Louisiana Tech legends Terry Bradshaw (left) and Phil Robertson are honored at a Bulldog football game.


Editor’s Note: This is one of a series spotlighting the 2020 Louisiana Sports Hall of Fame inductees.

When A&E Network officials approached Duck Commander Phil Robertson about creating a reality show in which he and his Louisiana family would star, he agreed on one condition.

“I informed the A&E people that I would not be available for filming during duck season; I didn’t care if they were paying $50 million,” Robertson said while stroking his signature beard and cradling a shotgun. “They said, ‘You’re not going to budge? I said, ‘No.’”

“Duck Dynasty” may have made the Robertson family famous in mainstream America, but the Robertsons have long been celebrities among hunters for their duck calls, hunting videos and outdoors TV hunting shows.

And long before his rise to “Duck Dynasty” fame, Robertson was a tall, talented quarterback at Louisiana Tech University in the late 1960s, where he and future NFL Hall of Fame quarterback Terry Bradshaw were competing for the starting job.

Phil said he was more interested in answering the call of the wild rather than the call of cheering fans in a stadium.

He has often repeated a conversation he remembers having with Bradshaw.

“I said, ‘Bradshaw, here’s the deal. You’re a big strong kid, you’ve got a strong arm and you want to play in the NFL and you want to play football,” Phil recalled. “He said, ‘That’s right.’ I said, ‘I’m going after the ducks full time. I’d rather hunt ducks than have large violent men stomp me in the dirt . . . You go for it and I’ll see you later.’”

And that decision has landed Robertson in the 2020 class of the Louisiana Sports Hall of Fame as an outdoorsman rather than a football player.

Robertson will be inducted in Natchitoches, home to the Louisiana Sports Hall of Fame. It’s likely that he might display his duck calling skills during the festivities June 24-26.

Phil designed the first of his famous series of calls in 1972, and he and his wife “Miss Kay” and their four sons Al, Willie, Jase and Jep have built an outdoors empire around it from their West Monroe headquarters in the decades since.

Phil, who blows his calls with the same passion as a master trumpeter, perfected his mallard music as a young man after leaving Louisiana Tech.

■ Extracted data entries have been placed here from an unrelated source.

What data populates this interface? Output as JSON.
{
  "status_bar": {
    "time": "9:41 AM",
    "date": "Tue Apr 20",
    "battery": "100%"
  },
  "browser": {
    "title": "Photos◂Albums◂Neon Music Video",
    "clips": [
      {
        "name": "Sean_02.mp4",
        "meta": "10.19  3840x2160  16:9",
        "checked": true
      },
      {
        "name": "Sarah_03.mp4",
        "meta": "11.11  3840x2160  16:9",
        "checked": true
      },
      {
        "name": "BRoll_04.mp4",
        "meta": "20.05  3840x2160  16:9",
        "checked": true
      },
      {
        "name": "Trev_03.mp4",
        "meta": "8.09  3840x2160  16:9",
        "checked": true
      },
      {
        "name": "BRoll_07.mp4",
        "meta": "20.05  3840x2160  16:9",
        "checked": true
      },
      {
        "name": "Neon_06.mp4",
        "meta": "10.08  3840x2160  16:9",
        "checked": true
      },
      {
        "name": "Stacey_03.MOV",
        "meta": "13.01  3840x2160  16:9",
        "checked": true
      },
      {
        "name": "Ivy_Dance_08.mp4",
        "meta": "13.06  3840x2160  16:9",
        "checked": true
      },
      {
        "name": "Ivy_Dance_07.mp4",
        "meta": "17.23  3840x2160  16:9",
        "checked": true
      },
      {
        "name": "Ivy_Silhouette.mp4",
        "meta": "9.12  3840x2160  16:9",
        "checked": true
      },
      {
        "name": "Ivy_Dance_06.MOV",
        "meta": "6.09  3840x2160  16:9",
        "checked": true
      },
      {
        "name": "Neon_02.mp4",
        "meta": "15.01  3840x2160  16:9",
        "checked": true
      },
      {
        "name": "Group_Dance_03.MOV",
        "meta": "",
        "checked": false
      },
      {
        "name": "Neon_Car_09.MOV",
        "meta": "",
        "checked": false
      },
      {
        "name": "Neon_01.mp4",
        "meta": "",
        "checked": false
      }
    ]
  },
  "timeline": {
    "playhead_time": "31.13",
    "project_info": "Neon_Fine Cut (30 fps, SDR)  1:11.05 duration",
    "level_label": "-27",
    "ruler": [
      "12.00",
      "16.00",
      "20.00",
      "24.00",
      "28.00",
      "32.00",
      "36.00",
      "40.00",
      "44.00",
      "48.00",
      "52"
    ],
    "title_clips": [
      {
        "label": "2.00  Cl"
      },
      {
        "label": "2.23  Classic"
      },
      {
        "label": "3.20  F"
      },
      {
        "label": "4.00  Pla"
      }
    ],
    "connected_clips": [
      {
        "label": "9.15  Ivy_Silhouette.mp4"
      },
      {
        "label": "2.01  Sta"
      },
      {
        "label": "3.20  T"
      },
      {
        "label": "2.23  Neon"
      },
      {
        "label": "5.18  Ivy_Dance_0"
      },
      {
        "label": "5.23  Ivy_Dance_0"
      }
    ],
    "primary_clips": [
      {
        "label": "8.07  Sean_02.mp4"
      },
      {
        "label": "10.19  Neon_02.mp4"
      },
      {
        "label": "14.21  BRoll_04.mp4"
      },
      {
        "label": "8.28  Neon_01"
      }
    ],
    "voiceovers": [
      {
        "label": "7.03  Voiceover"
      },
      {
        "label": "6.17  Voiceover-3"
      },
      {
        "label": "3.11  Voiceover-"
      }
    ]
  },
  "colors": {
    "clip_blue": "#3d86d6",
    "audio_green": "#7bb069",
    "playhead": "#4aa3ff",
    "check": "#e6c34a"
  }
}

Jase explained how the empire began: “Dad was hunting on the (Arkansas-Louisiana) state line at Moss Lake in 1972 when his buddy told him he ought to manufacture the call because the ducks like them so much. He told Dad, ‘You don’t just call the ducks; you command them.’ That’s where the Duck Commander started.”

“The idea is for you to get ducks to think you’re one of them,” Phil said while standing on the bank of the Ouachita River outside his home deep in the pines and hardwoods of Ouachita Parish. “It will make the hair stand up on the back of your neck when you call one down.”

Robertson said his friends and Miss Kay were pensive about his entrepreneurial plan in 1972 to build and sell duck calls.

“I told them we’d just fish out of the Ouachita River until the duck call thing got going,” Phil said. “Kay said, ‘We may starve to death.’ I was getting 30 cents a pound for buffalo and (gasper) goo and $1 a pound for catfish.

“Isn’t that right Al?” Phil called to his oldest son.

“We ate a lot of fish,” Al said, laughing.

Phil recalled a few of his college friends visiting him in the early 1970s.

“They said, ‘Robertson, you’ve got a master’s degree in education and you’re out here fishing and talking about duck calls?’” Phil said.

Those friends later admitted the skepticism they had then.

“They later confessed that as they drove off they said, ‘Robertson’s an idiot,’” Phil said, smiling. “(Forty) years later they were calling me a genius.”

Phil manufactured 500 to 600 calls that first year in 1972. At the peak of the “Duck Dynasty” craze the company was selling more than 1 million calls a year.

The original wooden instrument with a cedar insert is still made, though the company has added colorful plastic calls to the repertoire.

Duck Commander’s calls remain popular because “they sound like ducks,” Jase said. “If you go to a championship duck calling contest, a lot of the calls don’t sound anything like a duck. Our judges aren’t at a championship contest. Our judges are real live ducks that have to believe the decoys on the water are real.”

Phil, who is also an evangelist and bestselling author, said he’s loved the outdoors his whole life, beginning as a child in the 1950s at his parents’ home in Caddo Parish near Moon Lake.

“When I was little I’d stare in the creek and watch the little crawfish or tadpoles swim by,” he said. “I’d lay on the bank and study them hours at a time. I’d look for animal tracks. There have been a lot of meals that the outdoors has provided for me.”

He recalled his first successful solo hunt at 11 using his father’s Browning shotgun, taking down a pintail and teal on his first volley standing on the bank of Moon Lake.

But even Robertson admitted he didn’t foresee the success of the Duck Commander company or the hit TV series.